Switch should not be due to virologic failure. A regimen consisting of 2 NTRTIs and an
integrase inhibitor is preferred due to minimal drug interaction but any non-protease
inhibitor regimen may be used.

- If on a protease inhibitor based regimen, participant must be switched to a
non-protease inhibitor-based regimen based on lack of any prior drug resistance
or antiretroviral-treatment failure, and be willing to remain on indefinitely
unless a change is medically necessary. Participants who need to be switched must
have been on a stable cART regimen for at least 3 months prior, and must have an
eligible HIV-1 RNA result post change in cART.

- If already on a stable non-protease inhibitor-based regimen, participant is
willing to remain on this regimen indefinitely unless a change in regimen is
medically indicated.

- If untreated, must initiate and be willing to remain on indefinitely a
non-protease inhibitor-based antiretroviral regimen unless a change is medically
necessary.

- No known allergy or intolerance to components of maraviroc (MVC) or its formulation.

- No known contraindication to MVC.

- Female participants of child-bearing potential must have a negative serum beta-human
chorionic gonadotropin (HCG) pregnancy test within 30 days of randomization.

Exclusion Criteria:

- Participant is currently on MVC.

- Participant needs multi-organ transplant.

- Participant has a live donor who is HIV+.

- Participant is unable to switch to a non-protease inhibitor-based cART regimen.

- Participant has received immunosuppressant medication in the 6 months prior to
enrollment. Note: Low dose maintenance steroids (less than or equal to 10 mg per day
of prednisone, or equivalent strength steroid) will not be considered
immunosuppression.

- Opportunistic Complication History: Any history of progressive multifocal
leukoencephalopathy (PML), chronic intestinal cryptosporidiosis of greater than 1
month duration, or primary central nervous system (CNS) lymphoma. Note: History of
pulmonary coccidiodomycosis will be treated per local site policy regarding this
infection in HIV negative transplant candidates, generally requiring a 5-year
disease-free interval.

- Participant has a history of any neoplasm except for the following: resolved kaposi's
sarcoma, in situ anogenital carcinoma, adequately treated basal or squamous cell
carcinoma of the skin, solid tumors (except primary CNS lymphoma) treated with
curative therapy and disease free for more than 5 years. History of renal cell
carcinoma requires disease-free state for 2 years. History of leukemia and
disease-free duration will be per site policy.

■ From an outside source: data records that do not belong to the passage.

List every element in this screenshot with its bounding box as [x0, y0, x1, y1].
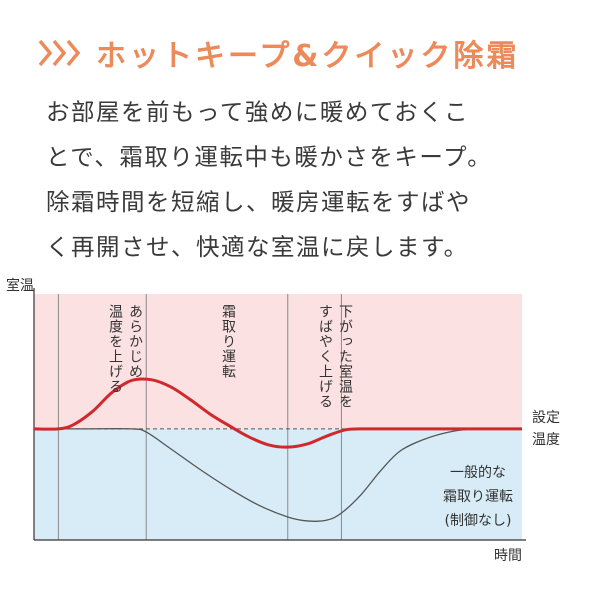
phase-annotation-preheat: あらかじめ	[127, 304, 143, 379]
set-temperature-label: 温度	[532, 432, 560, 448]
set-temperature-label: 設定	[532, 410, 560, 426]
phase-annotation-defrost: 霜取り運転	[220, 304, 236, 379]
warm-zone	[34, 294, 522, 429]
series-label-uncontrolled: 霜取り運転	[443, 489, 513, 505]
description-line: とで、霜取り運転中も暖かさをキープ。	[46, 143, 493, 171]
series-line-uncontrolled	[34, 428, 522, 522]
page-title: ホットキープ&クイック除霜	[96, 39, 520, 74]
description-line: お部屋を前もって強めに暖めておくこ	[46, 98, 470, 126]
description: お部屋を前もって強めに暖めておくこ とで、霜取り運転中も暖かさをキープ。 除霜時…	[46, 90, 576, 270]
x-axis-label: 時間	[494, 548, 522, 564]
series-label-uncontrolled: (制御なし)	[445, 513, 512, 529]
phase-annotation-preheat: 温度を上げる	[107, 304, 123, 394]
series-line-hot-keep	[33, 377, 522, 449]
triple-chevron-right-icon	[38, 39, 81, 67]
description-line: 除霜時間を短縮し、暖房運転をすばや	[46, 188, 471, 216]
phase-annotation-recovery: すばやく上げる	[317, 304, 333, 409]
description-line: く再開させ、快適な室温に戻します。	[46, 233, 469, 261]
y-axis-label: 室温	[6, 277, 34, 294]
series-label-uncontrolled: 一般的な	[450, 465, 506, 481]
header: ホットキープ&クイック除霜	[36, 28, 519, 78]
phase-annotation-recovery: 下がった室温を	[337, 304, 353, 409]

- Substance use that in the opinion of the investigator would interfere with compliance
with the study requirements.

- Participant is pregnant or breastfeeding. Note: Participants who become pregnant
post-transplant will continue to be followed in the study and will be managed per
local site practice. Women that become pregnant should not breastfeed.

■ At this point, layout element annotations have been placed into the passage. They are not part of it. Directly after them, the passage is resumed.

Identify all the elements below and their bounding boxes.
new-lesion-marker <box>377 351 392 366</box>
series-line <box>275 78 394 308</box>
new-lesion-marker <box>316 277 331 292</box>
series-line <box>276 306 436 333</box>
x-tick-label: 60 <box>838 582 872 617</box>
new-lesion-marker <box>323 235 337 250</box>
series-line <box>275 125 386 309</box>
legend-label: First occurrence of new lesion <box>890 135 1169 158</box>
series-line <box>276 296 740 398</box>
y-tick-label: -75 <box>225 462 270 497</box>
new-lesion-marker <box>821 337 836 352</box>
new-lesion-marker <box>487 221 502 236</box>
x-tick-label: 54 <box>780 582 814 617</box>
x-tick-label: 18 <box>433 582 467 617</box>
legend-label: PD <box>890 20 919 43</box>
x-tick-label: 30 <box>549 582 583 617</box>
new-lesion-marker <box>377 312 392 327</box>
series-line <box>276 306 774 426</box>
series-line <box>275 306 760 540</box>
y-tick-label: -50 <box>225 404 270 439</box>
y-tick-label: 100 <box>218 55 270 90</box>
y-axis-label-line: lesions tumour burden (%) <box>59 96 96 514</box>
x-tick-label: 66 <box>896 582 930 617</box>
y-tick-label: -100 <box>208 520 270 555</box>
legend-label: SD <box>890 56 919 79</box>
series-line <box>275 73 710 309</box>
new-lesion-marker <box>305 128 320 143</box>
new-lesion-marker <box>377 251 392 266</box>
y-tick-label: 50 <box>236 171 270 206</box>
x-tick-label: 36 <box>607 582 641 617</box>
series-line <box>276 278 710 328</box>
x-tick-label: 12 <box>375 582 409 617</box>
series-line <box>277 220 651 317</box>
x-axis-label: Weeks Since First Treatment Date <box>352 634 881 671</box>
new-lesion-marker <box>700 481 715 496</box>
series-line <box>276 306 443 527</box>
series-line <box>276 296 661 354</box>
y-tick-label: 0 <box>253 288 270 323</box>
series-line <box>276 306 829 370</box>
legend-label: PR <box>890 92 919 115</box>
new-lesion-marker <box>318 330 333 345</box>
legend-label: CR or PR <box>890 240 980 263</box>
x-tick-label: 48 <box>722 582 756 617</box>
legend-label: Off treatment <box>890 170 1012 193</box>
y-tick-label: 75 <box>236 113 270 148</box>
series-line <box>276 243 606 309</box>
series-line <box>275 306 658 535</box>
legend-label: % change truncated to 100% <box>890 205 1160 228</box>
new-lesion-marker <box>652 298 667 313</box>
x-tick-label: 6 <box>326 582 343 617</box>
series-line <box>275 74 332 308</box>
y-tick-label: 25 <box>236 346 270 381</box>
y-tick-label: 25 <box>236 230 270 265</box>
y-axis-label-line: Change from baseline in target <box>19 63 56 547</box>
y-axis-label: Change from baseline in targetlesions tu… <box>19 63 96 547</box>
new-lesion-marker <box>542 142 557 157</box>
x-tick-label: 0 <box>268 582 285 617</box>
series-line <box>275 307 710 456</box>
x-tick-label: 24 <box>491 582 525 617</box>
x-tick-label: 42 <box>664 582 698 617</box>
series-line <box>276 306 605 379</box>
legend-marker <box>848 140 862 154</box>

- Participant has used interleukin-2 (IL-2) or granulocyte-macrophage colony-stimulating
factor (GM-CSF) in the prior six months.

- Participant has received interferon-alpha therapy in the prior 12 weeks.

- Use of investigational drugs within 4 weeks of enrollment.

- Past or current medical problems or findings from medical history, physical
examination, or laboratory testing that are not listed above, which, in the opinion of
the investigator, may pose additional risks from participation in the study, may
interfere with the participant's ability to comply with study requirements, or that
may impact the quality or interpretation of the data obtained from the study.